Palantir has a customer in that industry, so for this case, it was Tampa Bay General Hospital, and they speak on all the different problems they were able to solve with AIP and Foundry. Customers get to ask questions and then get offered to get access to their own sandbox version of Foundry and AIP to start using right away. I could see this becoming a way that Palantir can eventually modularize Foundry for specific problems to service the mid-market segment, but for now, I believe it will just be a way to accelerate sales motion with Enterprises.
Why Long Term Investors Can Buy Palantir
So, I have covered the excellent results that Palantir had for Q4 and full year 2023. We have talked about how more institutions are buying into Palantir and seeing enterprise customers generating meaningful returns with Foundry and AIP. We also talked about what risk some retail and institutional investors see in the company’s valuation, but I do not believe they are closely observing the consist improvement in customer count, their earnings, and top line. Palantir is also growing profits faster than its peers, generating much higher gross margins, and their customers spend way more on average.
This is important to pay attention to because the design of the software they sell gets more entrenched with customer users and environments over time. So even though they had 860 AIP bootcamps in the last 12 months, we won’t see that revenue for a bit of time, but when we do, it will be an exponential uplift.
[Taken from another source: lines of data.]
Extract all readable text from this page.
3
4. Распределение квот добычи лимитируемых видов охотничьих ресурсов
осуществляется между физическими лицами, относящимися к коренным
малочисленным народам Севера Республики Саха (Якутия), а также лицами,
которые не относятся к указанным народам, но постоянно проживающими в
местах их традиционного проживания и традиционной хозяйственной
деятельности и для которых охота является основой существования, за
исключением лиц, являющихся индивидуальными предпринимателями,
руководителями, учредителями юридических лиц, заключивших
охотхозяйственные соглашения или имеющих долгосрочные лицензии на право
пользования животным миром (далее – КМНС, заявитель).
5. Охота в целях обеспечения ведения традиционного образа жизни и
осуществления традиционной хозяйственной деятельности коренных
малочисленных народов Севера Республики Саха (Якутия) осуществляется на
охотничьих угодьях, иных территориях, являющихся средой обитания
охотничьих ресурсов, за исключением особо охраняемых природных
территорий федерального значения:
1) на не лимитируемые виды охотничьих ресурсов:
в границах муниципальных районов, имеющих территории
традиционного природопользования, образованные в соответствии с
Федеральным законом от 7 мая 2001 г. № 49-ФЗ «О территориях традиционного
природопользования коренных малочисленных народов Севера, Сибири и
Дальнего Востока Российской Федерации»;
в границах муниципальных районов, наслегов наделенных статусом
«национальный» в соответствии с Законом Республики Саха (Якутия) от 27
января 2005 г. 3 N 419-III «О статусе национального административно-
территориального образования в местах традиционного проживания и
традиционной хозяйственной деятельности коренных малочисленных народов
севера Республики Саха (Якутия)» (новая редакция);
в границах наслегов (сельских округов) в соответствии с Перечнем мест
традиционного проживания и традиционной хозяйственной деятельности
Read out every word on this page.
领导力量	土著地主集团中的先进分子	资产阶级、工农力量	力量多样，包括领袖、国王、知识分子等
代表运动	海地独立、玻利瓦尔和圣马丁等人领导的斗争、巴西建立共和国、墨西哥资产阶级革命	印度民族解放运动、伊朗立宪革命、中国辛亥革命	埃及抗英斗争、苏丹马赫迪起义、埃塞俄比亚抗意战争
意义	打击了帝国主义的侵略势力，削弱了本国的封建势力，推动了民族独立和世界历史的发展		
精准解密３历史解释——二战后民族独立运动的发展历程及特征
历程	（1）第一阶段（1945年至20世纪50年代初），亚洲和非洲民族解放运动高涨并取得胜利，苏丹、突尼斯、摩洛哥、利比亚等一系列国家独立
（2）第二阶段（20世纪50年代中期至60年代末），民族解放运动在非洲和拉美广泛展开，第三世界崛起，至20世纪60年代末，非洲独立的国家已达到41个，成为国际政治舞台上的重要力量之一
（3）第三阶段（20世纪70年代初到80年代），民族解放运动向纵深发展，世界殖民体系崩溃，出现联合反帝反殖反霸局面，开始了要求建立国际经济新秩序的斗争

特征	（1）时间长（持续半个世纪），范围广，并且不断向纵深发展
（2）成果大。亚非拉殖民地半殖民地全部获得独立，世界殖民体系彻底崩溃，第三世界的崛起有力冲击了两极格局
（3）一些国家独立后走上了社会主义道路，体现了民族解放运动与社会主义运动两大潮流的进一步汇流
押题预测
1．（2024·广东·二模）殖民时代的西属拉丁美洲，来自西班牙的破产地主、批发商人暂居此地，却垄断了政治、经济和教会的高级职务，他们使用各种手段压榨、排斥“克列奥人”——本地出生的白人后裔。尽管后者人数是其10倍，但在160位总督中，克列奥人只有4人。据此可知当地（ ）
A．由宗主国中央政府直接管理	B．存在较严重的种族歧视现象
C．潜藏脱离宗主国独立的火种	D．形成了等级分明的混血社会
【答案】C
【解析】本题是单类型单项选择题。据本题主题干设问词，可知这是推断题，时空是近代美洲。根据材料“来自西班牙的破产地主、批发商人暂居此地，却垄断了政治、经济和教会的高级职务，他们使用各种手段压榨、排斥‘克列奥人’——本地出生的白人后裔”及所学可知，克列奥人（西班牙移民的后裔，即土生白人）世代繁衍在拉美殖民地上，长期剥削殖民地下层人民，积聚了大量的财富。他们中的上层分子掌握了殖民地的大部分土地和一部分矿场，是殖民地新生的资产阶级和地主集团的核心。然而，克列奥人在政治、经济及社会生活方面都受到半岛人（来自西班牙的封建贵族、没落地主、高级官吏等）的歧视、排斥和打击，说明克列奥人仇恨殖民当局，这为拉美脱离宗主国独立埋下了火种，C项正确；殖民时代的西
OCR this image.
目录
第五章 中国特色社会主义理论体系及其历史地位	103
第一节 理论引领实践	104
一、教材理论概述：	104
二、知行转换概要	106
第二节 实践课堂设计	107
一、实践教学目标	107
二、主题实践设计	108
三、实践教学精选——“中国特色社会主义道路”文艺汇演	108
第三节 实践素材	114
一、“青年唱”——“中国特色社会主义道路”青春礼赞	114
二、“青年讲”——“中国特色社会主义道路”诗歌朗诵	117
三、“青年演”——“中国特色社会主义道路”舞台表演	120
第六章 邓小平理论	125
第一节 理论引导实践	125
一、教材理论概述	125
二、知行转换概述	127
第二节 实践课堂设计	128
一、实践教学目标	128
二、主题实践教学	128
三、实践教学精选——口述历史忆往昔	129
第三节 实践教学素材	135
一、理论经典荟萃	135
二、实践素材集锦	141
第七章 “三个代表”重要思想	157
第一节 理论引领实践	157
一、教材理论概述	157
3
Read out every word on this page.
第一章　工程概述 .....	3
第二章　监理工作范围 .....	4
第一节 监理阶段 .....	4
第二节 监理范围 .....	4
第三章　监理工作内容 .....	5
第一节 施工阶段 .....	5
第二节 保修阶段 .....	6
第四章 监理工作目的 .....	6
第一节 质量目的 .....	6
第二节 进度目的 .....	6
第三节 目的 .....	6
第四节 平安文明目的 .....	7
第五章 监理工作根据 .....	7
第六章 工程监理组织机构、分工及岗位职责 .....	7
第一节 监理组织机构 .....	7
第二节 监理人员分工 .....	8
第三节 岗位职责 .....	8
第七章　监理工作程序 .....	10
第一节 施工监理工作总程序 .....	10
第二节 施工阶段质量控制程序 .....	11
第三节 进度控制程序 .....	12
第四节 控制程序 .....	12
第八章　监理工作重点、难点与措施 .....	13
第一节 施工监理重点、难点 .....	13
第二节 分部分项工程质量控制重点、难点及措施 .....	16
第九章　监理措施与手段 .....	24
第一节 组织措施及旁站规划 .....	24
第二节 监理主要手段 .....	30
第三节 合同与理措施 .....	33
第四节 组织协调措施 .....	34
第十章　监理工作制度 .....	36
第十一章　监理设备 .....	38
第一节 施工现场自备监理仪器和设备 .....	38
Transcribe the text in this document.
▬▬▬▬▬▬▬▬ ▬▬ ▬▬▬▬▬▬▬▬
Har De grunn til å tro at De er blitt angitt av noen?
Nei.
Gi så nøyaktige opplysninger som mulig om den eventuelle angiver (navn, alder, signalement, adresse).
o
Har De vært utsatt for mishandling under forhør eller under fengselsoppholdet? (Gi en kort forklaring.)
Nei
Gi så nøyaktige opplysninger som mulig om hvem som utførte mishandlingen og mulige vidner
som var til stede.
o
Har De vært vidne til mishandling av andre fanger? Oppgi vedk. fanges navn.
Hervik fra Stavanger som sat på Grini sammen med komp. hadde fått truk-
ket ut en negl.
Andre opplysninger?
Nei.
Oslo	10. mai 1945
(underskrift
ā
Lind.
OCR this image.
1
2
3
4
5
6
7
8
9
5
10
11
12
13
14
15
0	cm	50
This is just another reason why dollar cost averaging now could yield big returns in the long term.
The S&P 500 on average goes up 10% a year, and with the dramatic increase in profits, customers, AIP bootcamps, and new products I believe Palantir will generate more than a 20% return by the beginning of 2026. However, I am invested in this stock for a decade or more, so I am focused on how the return compounds.
I believe Palantir is focused on the right things with customer growth, new use cases, new products, and continuing to improve scale with profits. What I will close with is, remember when investors thought the stock was expensive at $10 or $15, and were waiting for a retracement. Trying to time the market is extremely difficult, and if the stock retraces eventually, then just add more, but it could just go up from here. Palantir continues to provide steady growth and is in no rush to overstretch themselves, as they know what they are doing is working. This means this gives investors the chance to continue dollar cost averaging over longer, consistent periods of time, because Palantir’s business model compounds gradually. Don’t expect Palantir to conform to Wall Street, CEO Alex Karp even stated in the last earnings call, “We are doing this our way!”.
Analyst’s Disclosure: I/we have a beneficial long position in the shares of PLTR either through stock ownership, options, or other derivatives. I wrote this article myself, and it expresses my own opinions. I am not receiving compensation for it (other than from Seeking Alpha). I have no business relationship with any company whose stock is mentioned in this article.
Disclaimer: I am not an investment advisor or professional. This article is my own personal opinion and is not meant to be a recommendation of the purchase or sale of stock. Investors should conduct their own research before investing to see if the companies discussed in this article fit into their portfolio parameters.